For the last week I have been attempting to test ClustalW to confirm that the software is indeed working correctly with a custom nucleotide scoring matrix. Consider the following as a simple test, I wish to align the two nucleotide sequences using the example given here by Wikipedia for Needleman-Wunch alignment. To do this I planned to use the profile alignment option of ClustalW which should perform the standard dynamic programming alignment between two sequences or profiles (not full multiple sequence alignment, just a single pairwise profile alignment)

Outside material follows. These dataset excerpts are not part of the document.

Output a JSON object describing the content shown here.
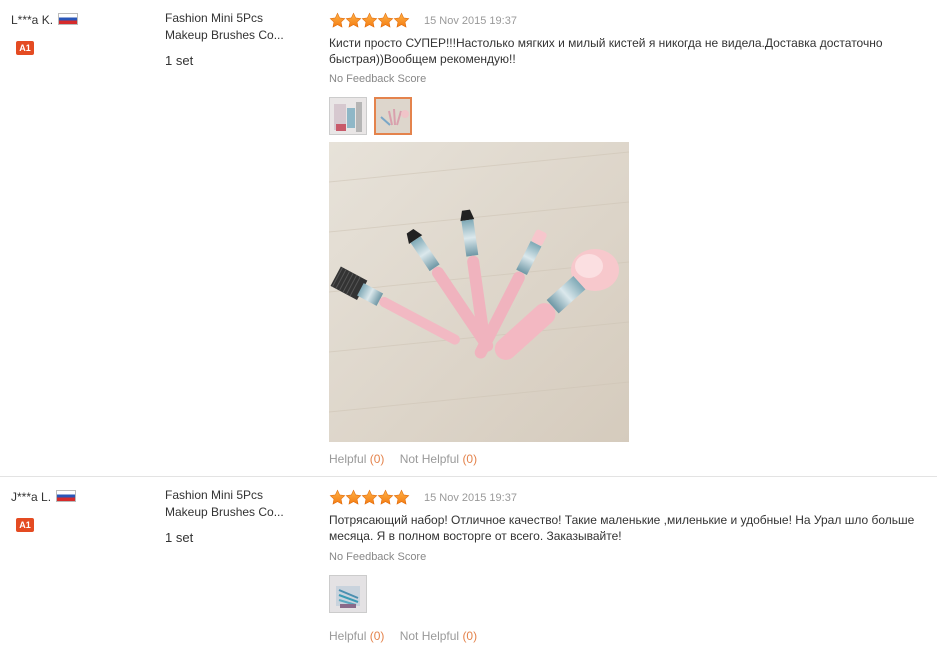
{
  "reviews": [
    {
      "buyer_name": "L***a K.",
      "buyer_country_icon": "russia-flag-icon",
      "buyer_level": "A1",
      "product_title_line1": "Fashion Mini 5Pcs",
      "product_title_line2": "Makeup Brushes Co...",
      "quantity": "1 set",
      "rating_stars": 5,
      "date": "15 Nov 2015 19:37",
      "comment_line1": "Кисти просто СУПЕР!!!Настолько мягких и милый кистей я никогда не видела.Доставка достаточно",
      "comment_line2": "быстрая))Вообщем рекомендую!!",
      "feedback_score": "No Feedback Score",
      "photo_count": 2,
      "selected_photo": 2,
      "helpful_label": "Helpful",
      "helpful_count": "(0)",
      "not_helpful_label": "Not Helpful",
      "not_helpful_count": "(0)"
    },
    {
      "buyer_name": "J***a L.",
      "buyer_country_icon": "russia-flag-icon",
      "buyer_level": "A1",
      "product_title_line1": "Fashion Mini 5Pcs",
      "product_title_line2": "Makeup Brushes Co...",
      "quantity": "1 set",
      "rating_stars": 5,
      "date": "15 Nov 2015 19:37",
      "comment_line1": "Потрясающий набор! Отличное качество! Такие маленькие ,миленькие и удобные! На Урал шло больше",
      "comment_line2": "месяца. Я в полном восторге от всего. Заказывайте!",
      "feedback_score": "No Feedback Score",
      "photo_count": 1,
      "helpful_label": "Helpful",
      "helpful_count": "(0)",
      "not_helpful_label": "Not Helpful",
      "not_helpful_count": "(0)"
    }
  ],
  "colors": {
    "star": "#f7931e",
    "accent": "#e4834c",
    "badge": "#e44b22",
    "divider": "#e3e3e3"
  }
}
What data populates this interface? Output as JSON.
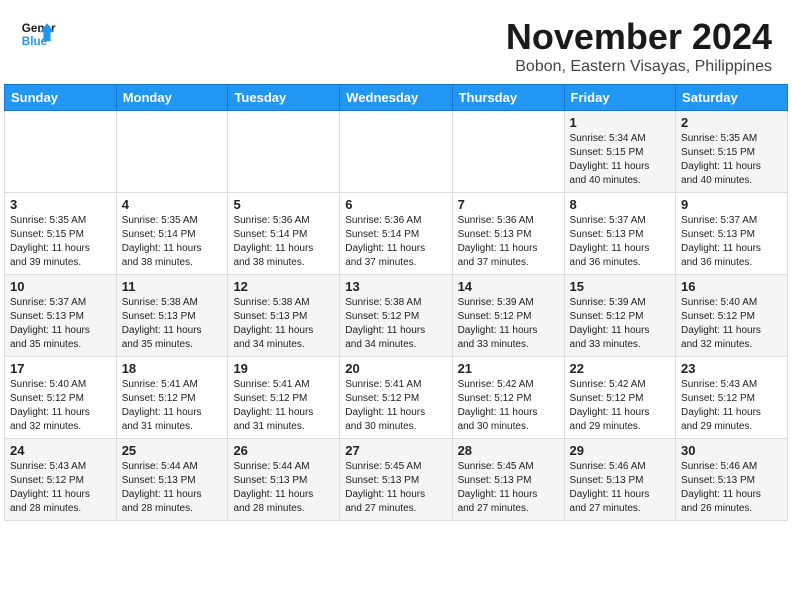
{
  "header": {
    "logo_line1": "General",
    "logo_line2": "Blue",
    "month": "November 2024",
    "location": "Bobon, Eastern Visayas, Philippines"
  },
  "weekdays": [
    "Sunday",
    "Monday",
    "Tuesday",
    "Wednesday",
    "Thursday",
    "Friday",
    "Saturday"
  ],
  "weeks": [
    [
      {
        "day": "",
        "content": ""
      },
      {
        "day": "",
        "content": ""
      },
      {
        "day": "",
        "content": ""
      },
      {
        "day": "",
        "content": ""
      },
      {
        "day": "",
        "content": ""
      },
      {
        "day": "1",
        "content": "Sunrise: 5:34 AM\nSunset: 5:15 PM\nDaylight: 11 hours\nand 40 minutes."
      },
      {
        "day": "2",
        "content": "Sunrise: 5:35 AM\nSunset: 5:15 PM\nDaylight: 11 hours\nand 40 minutes."
      }
    ],
    [
      {
        "day": "3",
        "content": "Sunrise: 5:35 AM\nSunset: 5:15 PM\nDaylight: 11 hours\nand 39 minutes."
      },
      {
        "day": "4",
        "content": "Sunrise: 5:35 AM\nSunset: 5:14 PM\nDaylight: 11 hours\nand 38 minutes."
      },
      {
        "day": "5",
        "content": "Sunrise: 5:36 AM\nSunset: 5:14 PM\nDaylight: 11 hours\nand 38 minutes."
      },
      {
        "day": "6",
        "content": "Sunrise: 5:36 AM\nSunset: 5:14 PM\nDaylight: 11 hours\nand 37 minutes."
      },
      {
        "day": "7",
        "content": "Sunrise: 5:36 AM\nSunset: 5:13 PM\nDaylight: 11 hours\nand 37 minutes."
      },
      {
        "day": "8",
        "content": "Sunrise: 5:37 AM\nSunset: 5:13 PM\nDaylight: 11 hours\nand 36 minutes."
      },
      {
        "day": "9",
        "content": "Sunrise: 5:37 AM\nSunset: 5:13 PM\nDaylight: 11 hours\nand 36 minutes."
      }
    ],
    [
      {
        "day": "10",
        "content": "Sunrise: 5:37 AM\nSunset: 5:13 PM\nDaylight: 11 hours\nand 35 minutes."
      },
      {
        "day": "11",
        "content": "Sunrise: 5:38 AM\nSunset: 5:13 PM\nDaylight: 11 hours\nand 35 minutes."
      },
      {
        "day": "12",
        "content": "Sunrise: 5:38 AM\nSunset: 5:13 PM\nDaylight: 11 hours\nand 34 minutes."
      },
      {
        "day": "13",
        "content": "Sunrise: 5:38 AM\nSunset: 5:12 PM\nDaylight: 11 hours\nand 34 minutes."
      },
      {
        "day": "14",
        "content": "Sunrise: 5:39 AM\nSunset: 5:12 PM\nDaylight: 11 hours\nand 33 minutes."
      },
      {
        "day": "15",
        "content": "Sunrise: 5:39 AM\nSunset: 5:12 PM\nDaylight: 11 hours\nand 33 minutes."
      },
      {
        "day": "16",
        "content": "Sunrise: 5:40 AM\nSunset: 5:12 PM\nDaylight: 11 hours\nand 32 minutes."
      }
    ],
    [
      {
        "day": "17",
        "content": "Sunrise: 5:40 AM\nSunset: 5:12 PM\nDaylight: 11 hours\nand 32 minutes."
      },
      {
        "day": "18",
        "content": "Sunrise: 5:41 AM\nSunset: 5:12 PM\nDaylight: 11 hours\nand 31 minutes."
      },
      {
        "day": "19",
        "content": "Sunrise: 5:41 AM\nSunset: 5:12 PM\nDaylight: 11 hours\nand 31 minutes."
      },
      {
        "day": "20",
        "content": "Sunrise: 5:41 AM\nSunset: 5:12 PM\nDaylight: 11 hours\nand 30 minutes."
      },
      {
        "day": "21",
        "content": "Sunrise: 5:42 AM\nSunset: 5:12 PM\nDaylight: 11 hours\nand 30 minutes."
      },
      {
        "day": "22",
        "content": "Sunrise: 5:42 AM\nSunset: 5:12 PM\nDaylight: 11 hours\nand 29 minutes."
      },
      {
        "day": "23",
        "content": "Sunrise: 5:43 AM\nSunset: 5:12 PM\nDaylight: 11 hours\nand 29 minutes."
      }
    ],
    [
      {
        "day": "24",
        "content": "Sunrise: 5:43 AM\nSunset: 5:12 PM\nDaylight: 11 hours\nand 28 minutes."
      },
      {
        "day": "25",
        "content": "Sunrise: 5:44 AM\nSunset: 5:13 PM\nDaylight: 11 hours\nand 28 minutes."
      },
      {
        "day": "26",
        "content": "Sunrise: 5:44 AM\nSunset: 5:13 PM\nDaylight: 11 hours\nand 28 minutes."
      },
      {
        "day": "27",
        "content": "Sunrise: 5:45 AM\nSunset: 5:13 PM\nDaylight: 11 hours\nand 27 minutes."
      },
      {
        "day": "28",
        "content": "Sunrise: 5:45 AM\nSunset: 5:13 PM\nDaylight: 11 hours\nand 27 minutes."
      },
      {
        "day": "29",
        "content": "Sunrise: 5:46 AM\nSunset: 5:13 PM\nDaylight: 11 hours\nand 27 minutes."
      },
      {
        "day": "30",
        "content": "Sunrise: 5:46 AM\nSunset: 5:13 PM\nDaylight: 11 hours\nand 26 minutes."
      }
    ]
  ]
}
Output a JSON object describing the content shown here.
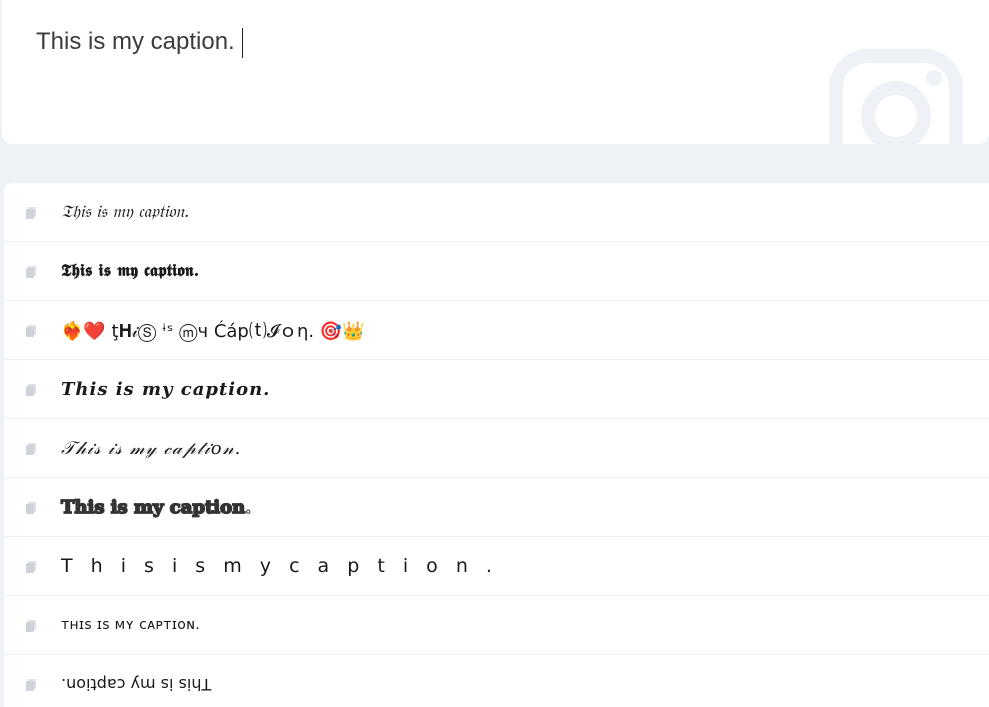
{
  "caption_input": {
    "value": "This is my caption."
  },
  "icons": {
    "watermark": "instagram-icon",
    "copy": "copy-icon"
  },
  "colors": {
    "page_background": "#eef1f6",
    "card_background": "#ffffff",
    "watermark": "#eef1f6",
    "copy_icon": "#d6d9df"
  },
  "results": [
    {
      "text": "𝔗𝔥𝔦𝔰 𝔦𝔰 𝔪𝔶 𝔠𝔞𝔭𝔱𝔦𝔬𝔫."
    },
    {
      "text": "𝕿𝖍𝖎𝖘 𝖎𝖘 𝖒𝖞 𝖈𝖆𝖕𝖙𝖎𝖔𝖓."
    },
    {
      "text": "❤️‍🔥❤️ ţ𝐇𝒾Ⓢ ᶤˢ ⓜч Ćáp⒯𝓘ｏη. 🎯👑"
    },
    {
      "text": "𝑻𝒉𝒊𝒔 𝒊𝒔 𝒎𝒚 𝒄𝒂𝒑𝒕𝒊𝒐𝒏."
    },
    {
      "text": "𝒯𝒽𝒾𝓈 𝒾𝓈 𝓂𝓎 𝒸𝒶𝓅𝓉𝒾𝑜𝓃."
    },
    {
      "text": "𝕋𝕙𝕚𝕤 𝕚𝕤 𝕞𝕪 𝕔𝕒𝕡𝕥𝕚𝕠𝕟."
    },
    {
      "text": "T h i s  i s m y  c a p t i o n ."
    },
    {
      "text": "ᴛʜɪs ɪs ᴍʏ ᴄᴀᴘᴛɪᴏɴ."
    },
    {
      "text": "This is my caption."
    }
  ]
}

This problem was previously pointed out here on BioStars however it was never addressed.
The Wikipedia Example:
Align the following two sequences: GCATGCU & GATTACA;
With the following rules: Mismatch = -1; Match= + 1; Gap = -1;
This alignment results in 3 co-optimal solutions. To test if ClustalW performs as expected I created the three files:
SeqA.fa
>SeqA
GCATGCU
SeqB.fa
>SeqB
GATTACA
matrix.txt
A G C T U *
A 1 -1 -1 -1 -1 -1
G -1 1 -1 -1 -1 -1
C -1 -1 1 -1 -1 -1
T -1 -1 -1 1 -1 -1
U -1 -1 -1 -1 1 -1
* -1 -1 -1 -1 -1 -1
Now running the command:
clustalw2 -PROFILE -PROFILE1=SeqA.fa -PROFILE2=SeqB.fa -GAPOPEN=1 -GAPEXT=1 -DNAMATRIX=matrix.txt -TYPE=DNA
By examining the program via debug flags it becomes apparent that the scoring scheme being used is the IUB scheme (1.9 for match, 0 for mismatch). One can get the exact same results and scores (add -DEBUG=5 to the command) using the command:
clustalw2 -PROFILE -PROFILE1=SeqA.fa -PROFILE2=SeqB.fa -GAPOPEN=1 -GAPEXT=1 -DNAMATRIX=IUB -TYPE=DNA
or even removing the matrix completely as in:
clustalw2 -PROFILE -PROFILE1=SeqA.fa -PROFILE2=SeqB.fa -GAPOPEN=1 -GAPEXT=1 -TYPE=DNA
So it appears that ClustalW is completely ignoring a custom nucleotide matrix and not throwing any errors. I have tested multiple different ways to try get the program to score the alignment correctly but have been unable to (different formats of the substitution matrices, putting the sequences in one file, trying to perform the alignment as protein sequences etc). It is obviously reading the nucleotide matrix as it will throw an error if it does not exist or if it is in the wrong format, it just seems to ignore it completely when it actually performs the alignment.
If anyone has any suggestions in would be much appreciated as I am starting to bang my head against a wall. Also, if anyone can suggest a program which can perform pairwise profile alignments using standard dynamic programming it would also be useful for testing.